I have a chill in my stomach as I see the date on the calender. We are rapidly approaching a time of year when I am dragged kicking and screaming headlong into a face-off with my encounter with breast cancer.
Firstly, Breast Cancer Awareness Month, which has turned into a Pinktoberfest of every imaginable product marketed with pink ribbons and pink anything in many parts of the world.
Secondly, it is a period loaded with my own Landmark Days, that is, anniversaries of significant cancer “milestones”. The first one is rapidly speeding towards me and is now less than 2 weeks away. That is September 23, the day I discovered “the lump” and the day that it all started. Being diagnosed at the beginning of October is a cruel move and means that awareness stares me in the face even more than usual. And just to add an extra bonus frisson, I will have my Big Annual Check in the middle of October. The stomach churning game of “Hunt the danger signal” Just in case there was any in danger of breast cancer slipping my mind.
Last October my head was very firmly in the “I-can’t-believe-that it-is-already-a-year-since-this-nightmare-started-while-I-can’t-believe-it’s-only-a-year” space. It had been impossible to imagine the one year point back at diagnosis time. The one year milestone was a time of intense and mixed emotions. Now, 12 months, 4 NEDs, innumerable needle sticks, 360 odd Tamoxifen, at least a dozen passionate encounters with Capt Paranoia and 3 memorable adventures I find myself in a somewhat different place.
Throughout this year, as I have parted company with the phase of treatments and appointments you live your life around, I have been able to see things from a slightly more objective perspective. I have also learned an incredible heap of things, some of which have shocked me and spurred me into shouting out. And as I am in a different space, I have a strong feeling that the Pinktober month is also taking on a different shade. It’s more like an “Extreme October”. There is a significant disconnect between the marketing Pink-everything in sight October extreme and the debate (or lack of it) around the need to progress in understanding breast cancer, especially metastatic and widely held beliefs such as the one that early detection guarantees cure. I find there is another extreme between the excess of marketing in many countries and the total lack in others. Last year I did not spot one single item of pink merchandise here, and in Thailand I saw evidence of the Awareness month in the hospital but not in the shops.

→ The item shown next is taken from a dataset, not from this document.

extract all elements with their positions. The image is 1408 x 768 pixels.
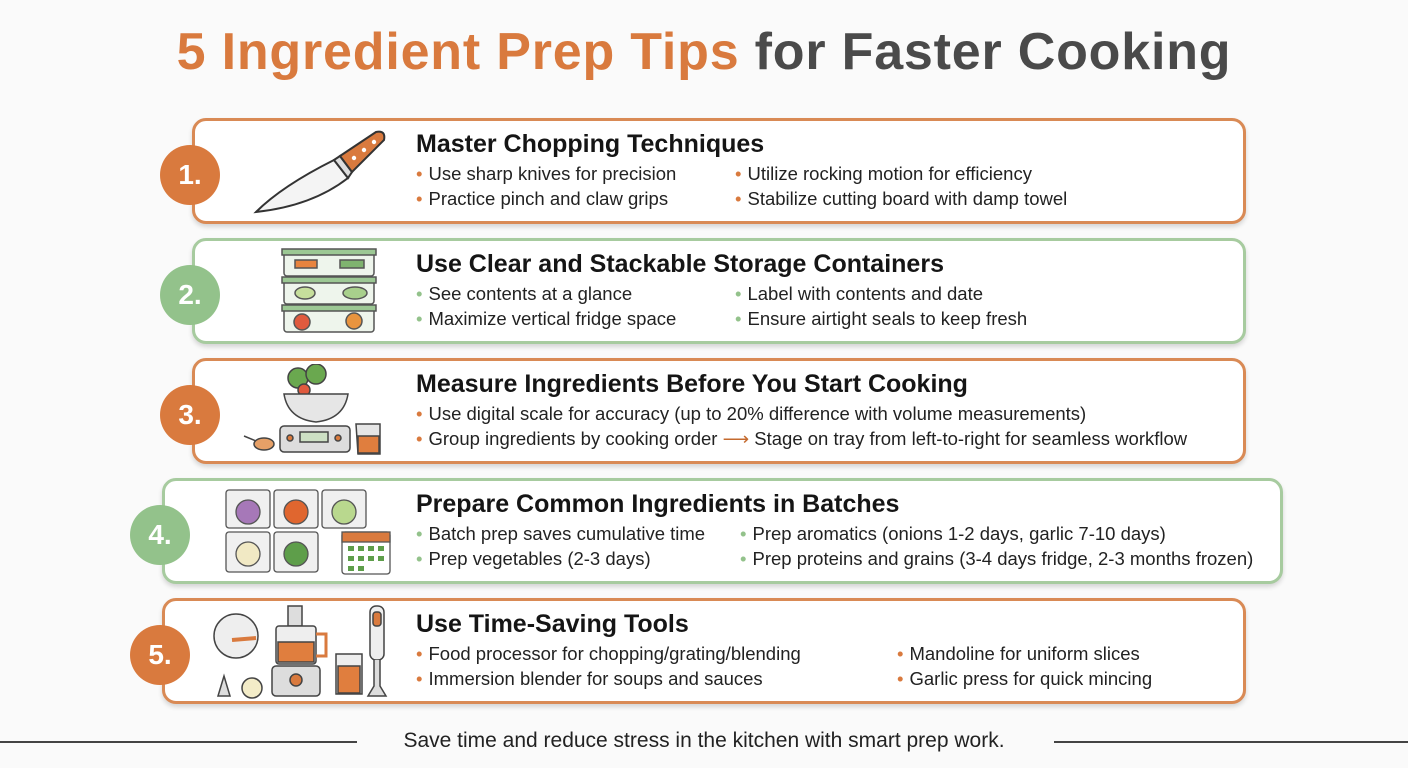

Last October my posts were mostly reflective and highly subjective. I marked my Cancerversay by writing a letter to Cancer which probed the thorny personal relationship I had developed with cancer. My Big Check came at the end of the month and I moved out of the month embracing a new phase. I think this October will be different. For one thing, I have learned a great deal from blogging peers about the limitations, shall we call them, of the pink campaigns. I am far more tuned in to the debate and am learning uncomfortable truths. The blogs I am reading and the friendships I am making are bringing me into a movement of questioning and challenging which I suspect will become even more vocal as the month wears on. I have been intrigued to hear that there have been some “overtures” made to some of my snarky, smart blogging buddies to write guest posts on commercial sites. I sense a counter pink movement this Extreme October.
In terms of Feisty Blue Gecko, I am forming a plan for how I will approach Extreme October posts, bearing in mind how much I love my spot on the fence. I have a particular plan forming for 13 October which has been designated Metastatic Breast Cancer Day. (Yep, one day – what a contradiction in itself).
I am intrigued to see how this Extreme October takes shape.